The ICO didn’t name any of the organisations fined so far, but said it has issued a first tranche of 100 fine notices.

“More fines are set to follow,” the ICO said, adding that it has issued more than 900 notices of intent to fine since September.

Fines range from £400 to £4,000, or £4,350 if “aggravating factors” are present, and the funds thus recovered go not to the ICO, but to the Treasury.

“Following numerous attempts to collect the fees via our robust collection process, we are now left with no option but to issue fines to these organisations,” said ICO deputy chief executive Paul Arnold. “They must now pay these fines within 28 days or risk further legal action.”

With much broader data protection laws in place since May, the ICO now employs 670 staff.

Companies that process or hold individuals’ personal data have until now been largely self-regulating, with governments unwilling to pass oversight laws that might stall the growth of, for instance, high-tech or social media firms.

Data scandals

Facebook, for example, has since launch been notorious for its aggressive approach to collecting and making use of data on its billions of users.
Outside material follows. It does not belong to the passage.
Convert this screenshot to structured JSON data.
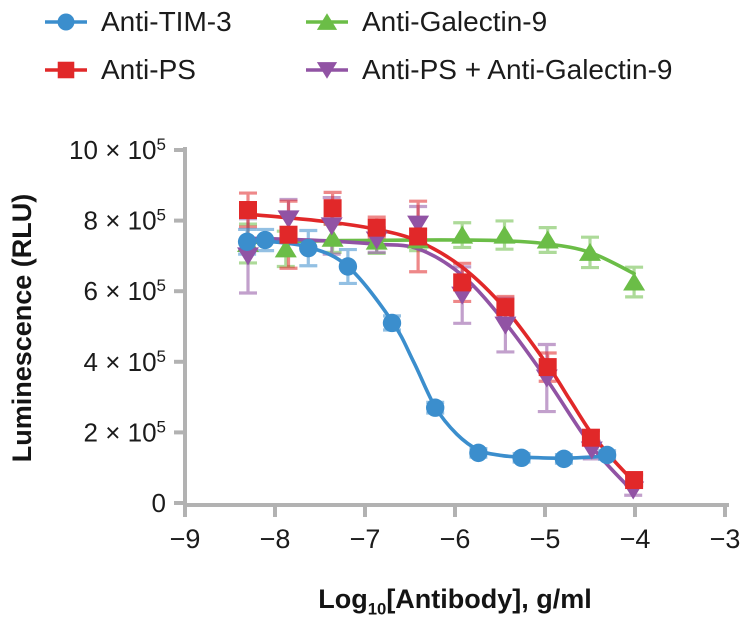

But data protection issues have come to a head over the past year over Facebook’s Cambridge Analytica scandal and others exposed the use of online data in political campaigns, including, in the UK, the most recent General Election and the campaign to leave the EU.

At the same time, the EU’s General Data Protection Regulation (GDPR), which was proposed back in 2012, finally came into force in May.

The ICO issued the UK’s first GDPR notice in September.

The agency’s other recent actions include a £385,000 fine against ride-hailing app firm Uber for a data breach in which the ICO said the US company had displayed a “complete disregard” for those whose data had been stolen by hackers.